How to Take Charge of Your Emotions for Stronger Relationships How to Take Charge of Your Emotions for Stronger Relationships How to Take Charge of Your Emotions for Stronger Relationships Michele Hart Law

Date: May 28, 2021 | Author: Michele Hart

In your day-to-day interactions with those most important to you, how often do you find yourself letting your emotions get the best of you?

When this happens, you might feel stuck.  You might have said something or done something that hurt the relationship.  And you might be left feeling frustrated, misunderstood, and, in retrospect, perhaps a little ashamed.

This is when our emotions can drive us to act in ways that cut us off from connection and the intimacy that we all need and crave.

The first place to start is by recognizing and labeling the emotion – instead of identifying with it– and then putting some distance between you and the emotion.  For example, you might notice feeling sad or telling an old story of not being good enough.

It’s then that we can start to act in a way that brings us closer to others and in line with what is most important to us.  That’s where values come in and guide us.

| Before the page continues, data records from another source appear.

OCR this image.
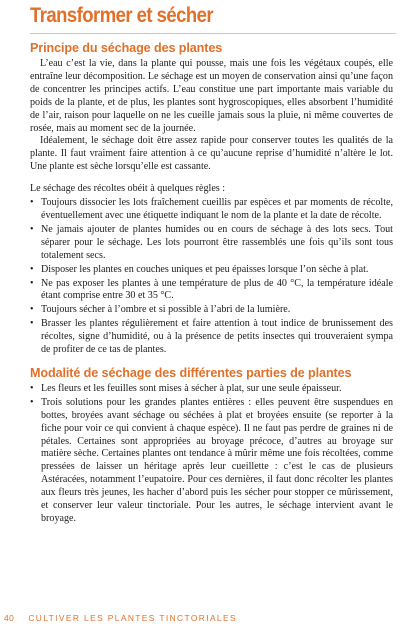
Transformer et sécher
Principe du séchage des plantes

L’eau c’est la vie, dans la plante qui pousse, mais une fois les végétaux coupés, elle entraîne leur décomposition. Le séchage est un moyen de conservation ainsi qu’une façon de concentrer les principes actifs. L’eau constitue une part importante mais variable du poids de la plante, et de plus, les plantes sont hygroscopiques, elles absorbent l’humidité de l’air, raison pour laquelle on ne les cueille jamais sous la pluie, ni même couvertes de rosée, mais au moment sec de la journée.

Idéalement, le séchage doit être assez rapide pour conserver toutes les qualités de la plante. Il faut vraiment faire attention à ce qu’aucune reprise d’humidité n’altère le lot. Une plante est sèche lorsqu’elle est cassante.

Le séchage des récoltes obéit à quelques règles :

• Toujours dissocier les lots fraîchement cueillis par espèces et par moments de récolte, éventuellement avec une étiquette indiquant le nom de la plante et la date de récolte.
• Ne jamais ajouter de plantes humides ou en cours de séchage à des lots secs. Tout séparer pour le séchage. Les lots pourront être rassemblés une fois qu’ils sont tous totalement secs.
• Disposer les plantes en couches uniques et peu épaisses lorsque l’on sèche à plat.
• Ne pas exposer les plantes à une température de plus de 40 °C, la température idéale étant comprise entre 30 et 35 °C.
• Toujours sécher à l’ombre et si possible à l’abri de la lumière.
• Brasser les plantes régulièrement et faire attention à tout indice de brunissement des récoltes, signe d’humidité, ou à la présence de petits insectes qui trouveraient sympa de profiter de ce tas de plantes.
Modalité de séchage des différentes parties de plantes
• Les fleurs et les feuilles sont mises à sécher à plat, sur une seule épaisseur.
• Trois solutions pour les grandes plantes entières : elles peuvent être suspendues en bottes, broyées avant séchage ou séchées à plat et broyées ensuite (se reporter à la fiche pour voir ce qui convient à chaque espèce). Il ne faut pas perdre de graines ni de pétales. Certaines sont appropriées au broyage précoce, d’autres au broyage sur matière sèche. Certaines plantes ont tendance à mûrir même une fois récoltées, comme pressées de laisser un héritage après leur cueillette : c’est le cas de plusieurs Astéracées, notamment l’eupatoire. Pour ces dernières, il faut donc récolter les plantes aux fleurs très jeunes, les hacher d’abord puis les sécher pour stopper ce mûrissement, et conserver leur valeur tinctoriale. Pour les autres, le séchage intervient avant le broyage.
40 CULTIVER LES PLANTES TINCTORIALES
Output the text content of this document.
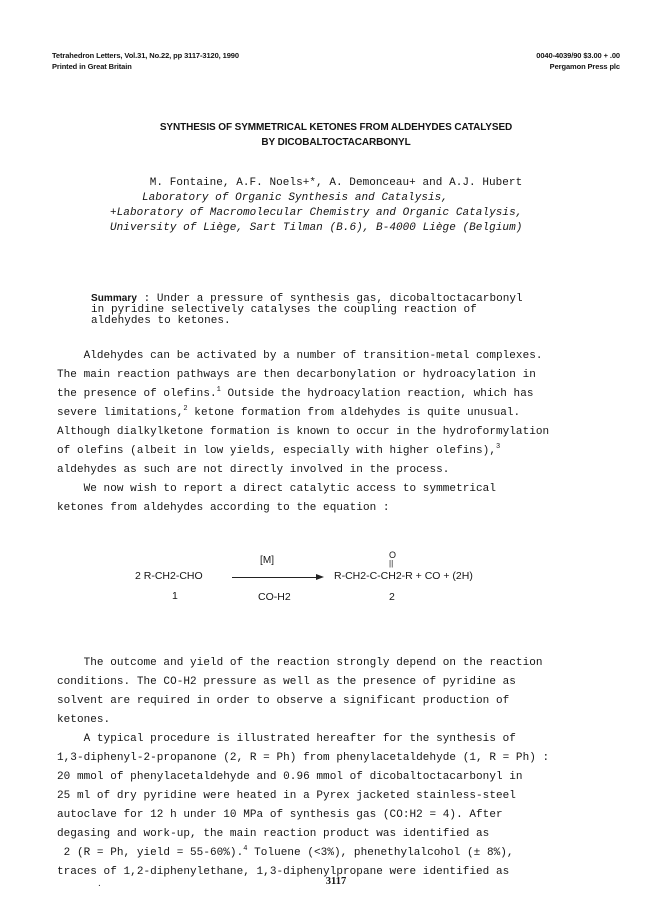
Tetrahedron Letters, Vol.31, No.22, pp 3117-3120, 1990
Printed in Great Britain
0040-4039/90 $3.00 + .00
Pergamon Press plc
SYNTHESIS OF SYMMETRICAL KETONES FROM ALDEHYDES CATALYSED
BY DICOBALTOCTACARBONYL
M. Fontaine, A.F. Noels+*, A. Demonceau+ and A.J. Hubert
Laboratory of Organic Synthesis and Catalysis,
+Laboratory of Macromolecular Chemistry and Organic Catalysis,
University of Liège, Sart Tilman (B.6), B-4000 Liège (Belgium)
Summary : Under a pressure of synthesis gas, dicobaltoctacarbonyl
in pyridine selectively catalyses the coupling reaction of
aldehydes to ketones.
Aldehydes can be activated by a number of transition-metal complexes.
The main reaction pathways are then decarbonylation or hydroacylation in
the presence of olefins.$^1$ Outside the hydroacylation reaction, which has
severe limitations,$^2$ ketone formation from aldehydes is quite unusual.
Although dialkylketone formation is known to occur in the hydroformylation
of olefins (albeit in low yields, especially with higher olefins),$^3$
aldehydes as such are not directly involved in the process.
We now wish to report a direct catalytic access to symmetrical
ketones from aldehydes according to the equation :
2 R-CH2-CHO
1
[M]
CO-H2
O
||
R-CH2-C-CH2-R + CO + (2H)
2
The outcome and yield of the reaction strongly depend on the reaction
conditions. The CO-H2 pressure as well as the presence of pyridine as
solvent are required in order to observe a significant production of
ketones.
A typical procedure is illustrated hereafter for the synthesis of
1,3-diphenyl-2-propanone (2, R = Ph) from phenylacetaldehyde (1, R = Ph) :
20 mmol of phenylacetaldehyde and 0.96 mmol of dicobaltoctacarbonyl in
25 ml of dry pyridine were heated in a Pyrex jacketed stainless-steel
autoclave for 12 h under 10 MPa of synthesis gas (CO:H2 = 4). After
degasing and work-up, the main reaction product was identified as
2 (R = Ph, yield = 55-60%).$^4$ Toluene (<3%), phenethylalcohol (± 8%),
traces of 1,2-diphenylethane, 1,3-diphenylpropane were identified as
.	3117
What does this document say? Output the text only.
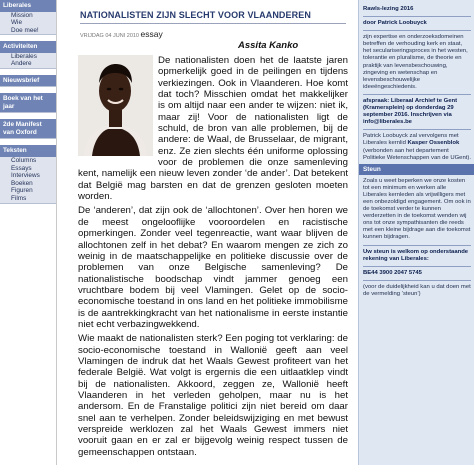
Liberales
Mission
Wie
Doe mee!
Activiteiten
Liberales
Andere
Nieuwsbrief
Boek van het
jaar
2de Manifest
van Oxford
Teksten
Columns
Essays
Interviews
Boeken
Figuren
Films
NATIONALISTEN ZIJN SLECHT VOOR VLAANDEREN
VRIJDAG 04 JUNI 2010 essay
Assita Kanko

De nationalisten doen het de laatste jaren opmerkelijk goed in de peilingen en tijdens verkiezingen. Ook in Vlaanderen. Hoe komt dat toch? Misschien omdat het makkelijker is om altijd naar een ander te wijzen: niet ik, maar zij! Voor de nationalisten ligt de schuld, de bron van alle problemen, bij de andere: de Waal, de Brusselaar, de migrant, enz. Ze zien slechts één uniforme oplossing voor de problemen die onze samenleving kent, namelijk een nieuw leven zonder ‘de ander’. Dat betekent dat België mag barsten en dat de grenzen gesloten moeten worden.

De ‘anderen’, dat zijn ook de ‘allochtonen’. Over hen horen we de meest ongelooflijke vooroordelen en racistische opmerkingen. Zonder veel tegenreactie, want waar blijven de allochtonen zelf in het debat? En waarom mengen ze zich zo weinig in de maatschappelijke en politieke discussie over de problemen van onze Belgische samenleving? De nationalistische boodschap vindt jammer genoeg een vruchtbare bodem bij veel Vlamingen. Gelet op de socio-economische toestand in ons land en het politieke immobilisme is de aantrekkingkracht van het nationalisme in eerste instantie niet echt verbazingwekkend.

Wie maakt de nationalisten sterk? Een poging tot verklaring: de socio-economische toestand in Wallonië geeft aan veel Vlamingen de indruk dat het Waals Gewest profiteert van het federale België. Wat volgt is ergernis die een uitlaatklep vindt bij de nationalisten. Akkoord, zeggen ze, Wallonië heeft Vlaanderen in het verleden geholpen, maar nu is het andersom. En de Franstalige politici zijn niet bereid om daar snel aan te verhelpen. Zonder beleidswijziging en met bewust verspreide werklozen zal het Waals Gewest immers niet vooruit gaan en er zal er bijgevolg weinig respect tussen de gemeenschappen ontstaan.

Rawls-lezing 2016
door Patrick Loobuyck
zijn expertise en onderzoeksdomeinen betreffen de verhouding kerk en staat, het seculariseringsproces in het westen, tolerantie en pluralisme, de theorie en praktijk van levensbeschouwing, zingeving en wetenschap en levensbeschouwelijke ideeëngeschiedenis.
afspraak: Liberaal Archief te Gent (Kramersplein) op donderdag 29 september 2016. Inschrijven via info@liberales.be
Patrick Loobuyck zal vervolgens met Liberales kernlid Kasper Ossenblok (verbonden aan het departement Politieke Wetenschappen van de UGent).
Steun
Zoals u weet beperken we onze kosten tot een minimum en werken alle Liberales kernleden als vrijwilligers met een onbezoldigd engagement. Om ook in de toekomst verder te kunnen verderzetten in de toekomst wenden wij ons tot onze sympathisanten die reeds met een kleine bijdrage aan die toekomst kunnen bijdragen.
Uw steun is welkom op onderstaande rekening van Liberales:
BE44 3900 2047 5745
(voor de duidelijkheid kan u dat doen met de vermelding ‘steun’)
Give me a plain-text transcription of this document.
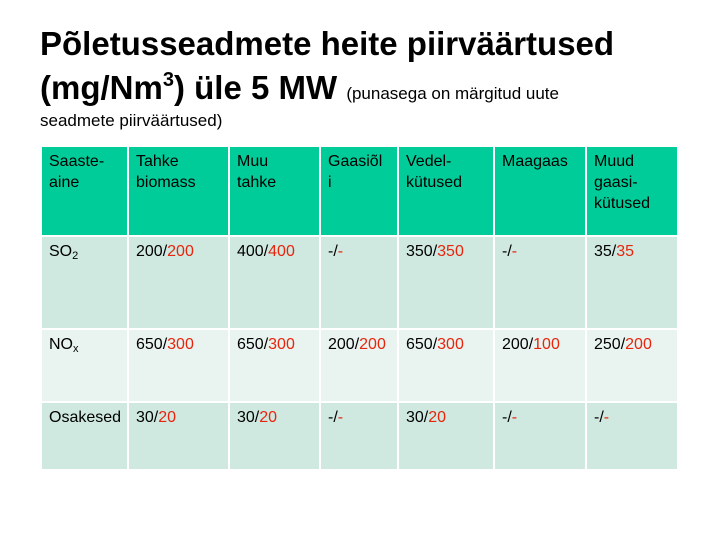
Põletusseadmete heite piirväärtused
(mg/Nm$^3$) üle 5 MW (punasega on märgitud uute
seadmete piirväärtused)
Saaste-aine	Tahke biomass	Muu tahke	Gaasiõl i	Vedel-kütused	Maagaas	Muud gaasi-kütused
$SO_2$	200/200	400/400	-/-	350/350	-/-	35/35
$NO_x$	650/300	650/300	200/200	650/300	200/100	250/200
Osakesed	30/20	30/20	-/-	30/20	-/-	-/-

According to renowned life coach, Tony Robbins, becoming aware of your values is the key to making wise choices in all aspects of your life.

According to Tony Robbins in his bestseller, Awaken the Giant Within, “anytime you have difficulty making an important decision, you can be sure that it’s the result of being unclear about your values.”

Here are 3 ways you can uncover your values:

1.        Identify what is most important to you.  Check out this list of values.

2.        Ask yourself who you want to be – to yourself, to your kids, your spouse, co-workers.  Notice when and where you can make decisions and choices from your most important values.

For example, when you’re caught in an emotional reaction with someone, you might be justified in your reaction, but is that reaction bringing you closer to who you want to be?

When my kids were younger, there were times I wanted to protect them and felt compelled to reach out to a teacher or another parent.  But after making my share of mistakes, I learned to first ask myself did I want to be that parent?

3.        Before you make a choice or act, ask yourself if you’re acting in line with your most important values and who you want to be.

There are small shifts we can make at any given moment.  When at home with your kids, for example, instead of immediately reaching for your phone, you might give them a hug.

This is the “value” of values – consistently making sure that what you do and how you act reflects what is most important to you.

And once we know our values, we can use them as a roadmap to guide even the smallest decisions to bring us closer to the people we care about most.